Они шли между обмякших сугробов, мимо заколоченных мертвых домов, по неезженым дорогам, вязким топям, непроходимым лесам, пустынным побережьям, – по материкам, раскрашенным в зеленое и коричневое, сквозь пустые кружочки разбросанных городов и ненаселенных пунктов – два одичавших изгоя с безумной надеждой соединить друг с другом свою полноту, пока она не станет разрывать их изнутри – невозможная возможность сбыться в любви, через любовь – здесь и сейчас. И тогда – крепко держа друг друга за руки, шагая рядом, каждый начнет предательски понимать, что это – не все, не весь ты, и значит, чертова сила неумолимо погонит искать то таинственное место, где ты будешь весь, целиком, и ты по-прежнему не можешь допустить, что ее (его) в этом месте не будет, что вообще что-то может быть вне ее. Как развязать, Господи, этот узел?
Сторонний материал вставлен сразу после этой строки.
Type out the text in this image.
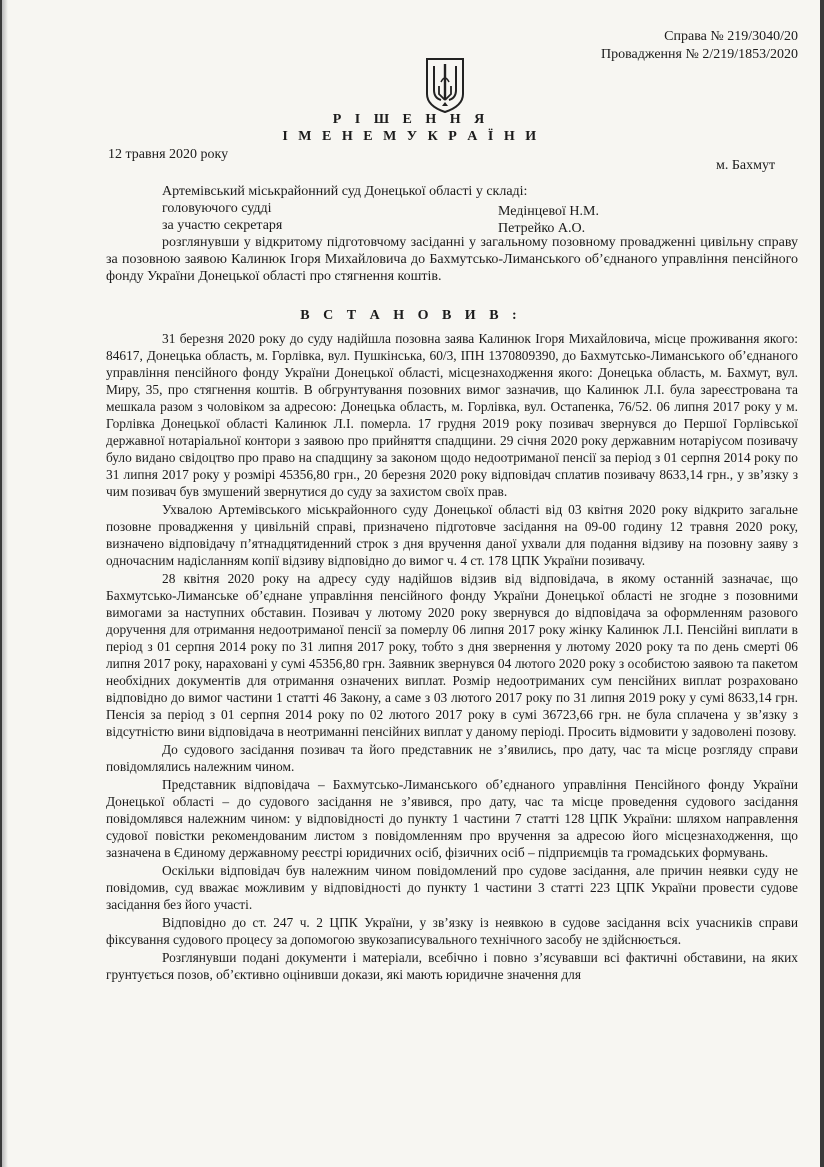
Справа № 219/3040/20
Провадження № 2/219/1853/2020
Р І Ш Е Н Н Я
І М Е Н Е М У К Р А Ї Н И
12 травня 2020 року
м. Бахмут
Артемівський міськрайонний суд Донецької області у складі:
головуючого судді	Медінцевої Н.М.
за участю секретаря	Петрейко А.О.
розглянувши у відкритому підготовчому засіданні у загальному позовному провадженні цивільну справу за позовною заявою Калинюк Ігоря Михайловича до Бахмутсько-Лиманського об’єднаного управління пенсійного фонду України Донецької області про стягнення коштів.
В С Т А Н О В И В :

31 березня 2020 року до суду надійшла позовна заява Калинюк Ігоря Михайловича, місце проживання якого: 84617, Донецька область, м. Горлівка, вул. Пушкінська, 60/3, ІПН 1370809390, до Бахмутсько-Лиманського об’єднаного управління пенсійного фонду України Донецької області, місцезнаходження якого: Донецька область, м. Бахмут, вул. Миру, 35, про стягнення коштів. В обгрунтування позовних вимог зазначив, що Калинюк Л.І. була зареєстрована та мешкала разом з чоловіком за адресою: Донецька область, м. Горлівка, вул. Остапенка, 76/52. 06 липня 2017 року у м. Горлівка Донецької області Калинюк Л.І. померла. 17 грудня 2019 року позивач звернувся до Першої Горлівської державної нотаріальної контори з заявою про прийняття спадщини. 29 січня 2020 року державним нотаріусом позивачу було видано свідоцтво про право на спадщину за законом щодо недоотриманої пенсії за період з 01 серпня 2014 року по 31 липня 2017 року у розмірі 45356,80 грн., 20 березня 2020 року відповідач сплатив позивачу 8633,14 грн., у зв’язку з чим позивач був змушений звернутися до суду за захистом своїх прав.

Ухвалою Артемівського міськрайонного суду Донецької області від 03 квітня 2020 року відкрито загальне позовне провадження у цивільній справі, призначено підготовче засідання на 09-00 годину 12 травня 2020 року, визначено відповідачу п’ятнадцятиденний строк з дня вручення даної ухвали для подання відзиву на позовну заяву з одночасним надісланням копії відзиву відповідно до вимог ч. 4 ст. 178 ЦПК України позивачу.

28 квітня 2020 року на адресу суду надійшов відзив від відповідача, в якому останній зазначає, що Бахмутсько-Лиманське об’єднане управління пенсійного фонду України Донецької області не згодне з позовними вимогами за наступних обставин. Позивач у лютому 2020 року звернувся до відповідача за оформленням разового доручення для отримання недоотриманої пенсії за померлу 06 липня 2017 року жінку Калинюк Л.І. Пенсійні виплати в період з 01 серпня 2014 року по 31 липня 2017 року, тобто з дня звернення у лютому 2020 року та по день смерті 06 липня 2017 року, нараховані у сумі 45356,80 грн. Заявник звернувся 04 лютого 2020 року з особистою заявою та пакетом необхідних документів для отримання означених виплат. Розмір недоотриманих сум пенсійних виплат розраховано відповідно до вимог частини 1 статті 46 Закону, а саме з 03 лютого 2017 року по 31 липня 2019 року у сумі 8633,14 грн. Пенсія за період з 01 серпня 2014 року по 02 лютого 2017 року в сумі 36723,66 грн. не була сплачена у зв’язку з відсутністю вини відповідача в неотриманні пенсійних виплат у даному періоді. Просить відмовити у задоволені позову.

До судового засідання позивач та його представник не з’явились, про дату, час та місце розгляду справи повідомлялись належним чином.

Представник відповідача – Бахмутсько-Лиманського об’єднаного управління Пенсійного фонду України Донецької області – до судового засідання не з’явився, про дату, час та місце проведення судового засідання повідомлявся належним чином: у відповідності до пункту 1 частини 7 статті 128 ЦПК України: шляхом направлення судової повістки рекомендованим листом з повідомленням про вручення за адресою його місцезнаходження, що зазначена в Єдиному державному реєстрі юридичних осіб, фізичних осіб – підприємців та громадських формувань.

Оскільки відповідач був належним чином повідомлений про судове засідання, але причин неявки суду не повідомив, суд вважає можливим у відповідності до пункту 1 частини 3 статті 223 ЦПК України провести судове засідання без його участі.

Відповідно до ст. 247 ч. 2 ЦПК України, у зв’язку із неявкою в судове засідання всіх учасників справи фіксування судового процесу за допомогою звукозаписувального технічного засобу не здійснюється.

Розглянувши подані документи і матеріали, всебічно і повно з’ясувавши всі фактичні обставини, на яких грунтується позов, об’єктивно оцінивши докази, які мають юридичне значення для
Долгие разговоры ничего не проясняли, вопросы и ответы запутывали еще больше, и длинные сияющие Евины глаза становились желтыми и круглыми, как у хищной птицы, и она, впадая в бессильную ярость, била его с размаху по лицу, и он, падая куда-то в тар-тарары, не оставался в долгу, а потом умывал ее, склонившуюся над раковиной, под струей холодной воды, заставлял высморкаться, обтирал лицо полотенцем и нес, прижимая к груди, в комнату. «Хорошо, милая, ты только помолчи сейчас, прошу тебя, не говори, что я – деспот, что ломаю тебя, помолчим, обними меня, моя родная». И они обнимались, свивались самозабвенно в общий клубок, замирали, и уже непонятно было, где кончается один и начинается другой, и казалось, еще чуть-чуть, еще покрепче обняться, и они слетят с этой орбиты навсегда, и бог освободит их наконец от необходимости сбываться по отдельности, сделает их «мужедевой».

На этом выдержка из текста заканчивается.